Pouco depois da coletiva convocada por Jaua, o governo divulgou novas imagens do presidente em Havana, desta vez em uma reunião de trabalho com o ministro das Relações Exteriores, Nicolás Maduro. Um pouco mais animado que na gravação de quinta-feira à noite, quando confirmou ter sido operado de câncer (segundo rumores que circularam em Caracas, o tratamento de quimioterapia já teria começado), Chávez agradeceu ao povo pelos gestos de carinho e por terem "assumido uma dificuldade que lamentavelmente tivemos de admitir". O presidente tentou mostrar-se ativo e acabar com as pressões para a entrega do poder ao vice.
Ontem, Chávez apareceu novamente e disse à Telesur que não conseguiu se livrar dos "olhos de águia de Fidel":
- Se não fosse Fidel não sei em que labirinto estaria.
A oposição adotou tom cauteloso de solidariedade ao líder, evitando o combate.
- A oposição continuará insistindo em que Jaua deve assumir o poder, mas será mais cuidadosa - disse Luis León, diretor da Datanálisis.
Dilma deseja pronto restabelecimento
Segundo ele, "a primeira reação deve ser mesmo a solidariedade, porque ninguém quer se arriscar a criticar um presidente doente já que essa atitude poderia ser mal vista pela população". Até mesmo jornalistas vinculados à oposição como Nelson Bocaranda, um dos primeiros a informar sobre o câncer de Chávez, escreveu ontem: "Peço a Deus por sua saúde e por seu retorno para comandar um governo que se sente acéfalo, cheio de contradições, com os demônios em seu interior e com as brigas entre seus seguidores para ver quem ostenta mais méritos para transformar-se em herdeiro da revolução".
Os boatos sobre uma incipiente guerra entre os chavistas pela sucessão são cada vez mais intensos.
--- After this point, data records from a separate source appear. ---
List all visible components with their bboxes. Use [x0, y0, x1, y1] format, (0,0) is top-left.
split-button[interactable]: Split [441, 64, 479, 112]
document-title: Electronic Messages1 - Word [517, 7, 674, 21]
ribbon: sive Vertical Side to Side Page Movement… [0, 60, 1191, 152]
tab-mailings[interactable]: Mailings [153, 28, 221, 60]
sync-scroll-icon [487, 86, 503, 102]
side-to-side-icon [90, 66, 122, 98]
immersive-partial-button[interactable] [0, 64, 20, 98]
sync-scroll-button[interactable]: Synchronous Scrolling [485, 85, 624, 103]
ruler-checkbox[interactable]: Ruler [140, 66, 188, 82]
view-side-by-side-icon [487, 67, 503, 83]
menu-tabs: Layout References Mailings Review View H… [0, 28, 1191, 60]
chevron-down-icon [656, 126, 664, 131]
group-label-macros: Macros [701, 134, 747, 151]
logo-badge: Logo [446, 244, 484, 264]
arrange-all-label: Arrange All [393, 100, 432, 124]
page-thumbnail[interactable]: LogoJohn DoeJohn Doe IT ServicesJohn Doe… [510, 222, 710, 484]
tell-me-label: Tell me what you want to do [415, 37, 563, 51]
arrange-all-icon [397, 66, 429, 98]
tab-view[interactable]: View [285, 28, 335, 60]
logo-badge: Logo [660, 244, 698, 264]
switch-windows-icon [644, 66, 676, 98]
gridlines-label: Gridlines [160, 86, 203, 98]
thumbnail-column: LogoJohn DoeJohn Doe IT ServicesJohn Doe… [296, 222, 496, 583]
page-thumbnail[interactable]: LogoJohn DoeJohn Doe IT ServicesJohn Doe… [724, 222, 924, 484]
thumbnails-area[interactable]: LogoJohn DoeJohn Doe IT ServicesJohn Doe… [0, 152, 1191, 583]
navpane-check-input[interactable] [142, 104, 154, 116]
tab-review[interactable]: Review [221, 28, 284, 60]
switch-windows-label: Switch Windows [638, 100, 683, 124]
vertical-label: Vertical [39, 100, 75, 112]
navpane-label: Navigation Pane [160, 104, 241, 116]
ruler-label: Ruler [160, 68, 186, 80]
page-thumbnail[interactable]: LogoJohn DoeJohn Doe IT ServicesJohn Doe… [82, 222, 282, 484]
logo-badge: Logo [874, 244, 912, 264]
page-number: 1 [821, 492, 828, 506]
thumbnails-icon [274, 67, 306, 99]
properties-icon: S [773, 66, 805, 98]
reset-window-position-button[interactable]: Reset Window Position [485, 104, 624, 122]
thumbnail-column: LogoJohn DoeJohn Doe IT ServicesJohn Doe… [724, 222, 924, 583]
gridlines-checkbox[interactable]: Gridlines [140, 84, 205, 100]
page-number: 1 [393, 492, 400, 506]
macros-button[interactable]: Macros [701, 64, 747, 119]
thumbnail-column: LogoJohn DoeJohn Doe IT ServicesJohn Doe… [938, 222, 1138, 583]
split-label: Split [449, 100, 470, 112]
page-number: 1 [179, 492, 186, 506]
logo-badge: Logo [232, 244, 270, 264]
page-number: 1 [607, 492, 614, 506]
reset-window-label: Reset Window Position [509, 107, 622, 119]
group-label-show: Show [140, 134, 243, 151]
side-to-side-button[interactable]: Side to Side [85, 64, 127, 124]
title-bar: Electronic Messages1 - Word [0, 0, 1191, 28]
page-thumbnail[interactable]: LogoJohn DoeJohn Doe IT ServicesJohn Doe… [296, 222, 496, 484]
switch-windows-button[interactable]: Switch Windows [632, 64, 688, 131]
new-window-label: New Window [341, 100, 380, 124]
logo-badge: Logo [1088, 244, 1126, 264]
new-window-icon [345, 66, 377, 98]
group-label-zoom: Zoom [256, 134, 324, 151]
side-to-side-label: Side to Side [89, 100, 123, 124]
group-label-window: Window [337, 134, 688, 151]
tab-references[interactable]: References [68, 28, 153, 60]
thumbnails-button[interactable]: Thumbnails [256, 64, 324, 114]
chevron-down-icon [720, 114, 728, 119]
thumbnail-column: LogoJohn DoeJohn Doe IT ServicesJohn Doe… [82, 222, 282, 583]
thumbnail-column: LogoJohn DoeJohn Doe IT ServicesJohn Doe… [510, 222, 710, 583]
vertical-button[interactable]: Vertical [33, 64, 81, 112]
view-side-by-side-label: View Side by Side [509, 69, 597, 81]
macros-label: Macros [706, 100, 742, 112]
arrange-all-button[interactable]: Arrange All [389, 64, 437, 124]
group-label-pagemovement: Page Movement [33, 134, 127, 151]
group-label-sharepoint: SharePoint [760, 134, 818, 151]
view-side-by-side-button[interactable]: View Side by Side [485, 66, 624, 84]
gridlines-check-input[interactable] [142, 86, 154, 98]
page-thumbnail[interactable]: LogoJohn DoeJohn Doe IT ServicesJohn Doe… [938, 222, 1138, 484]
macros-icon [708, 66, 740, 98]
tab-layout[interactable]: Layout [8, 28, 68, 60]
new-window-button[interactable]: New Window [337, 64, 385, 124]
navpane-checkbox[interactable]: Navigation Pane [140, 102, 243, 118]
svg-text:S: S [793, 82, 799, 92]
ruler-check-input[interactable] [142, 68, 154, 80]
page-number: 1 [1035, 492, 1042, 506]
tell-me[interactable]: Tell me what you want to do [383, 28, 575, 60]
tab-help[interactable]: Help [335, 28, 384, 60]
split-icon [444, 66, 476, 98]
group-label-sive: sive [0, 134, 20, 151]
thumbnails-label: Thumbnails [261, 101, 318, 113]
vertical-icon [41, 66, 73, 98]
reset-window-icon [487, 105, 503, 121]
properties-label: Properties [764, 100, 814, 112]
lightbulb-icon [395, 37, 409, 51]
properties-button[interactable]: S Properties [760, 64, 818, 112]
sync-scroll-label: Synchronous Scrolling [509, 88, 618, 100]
Na visão de José Vicente Carrasquero, da Universidade Simón Bolívar, a Venezuela tem um regime personalista e não existe plano B. Para ele, o Partido Socialista Unido da Venezuela (PSUV) é como um arquipélago e o único que mantém todas as ilhas unidas é o presidente.
- Neste momento a confusão é grande e ainda desconhecemos quais serão as consequências para o país.
Em nota, a presidente Dilma Rousseff - que já foi vítima de câncer - desejou "pronto restabelecimento" a Chávez. "Em nome do governo brasileiro, quero enviar-lhe votos de um pronto restabelecimento. Nos momentos difíceis pelos quais todos passamos é importante não só os cuidado dos médicos, como nossa coragem pessoal e a solidariedade dos amigos", diz.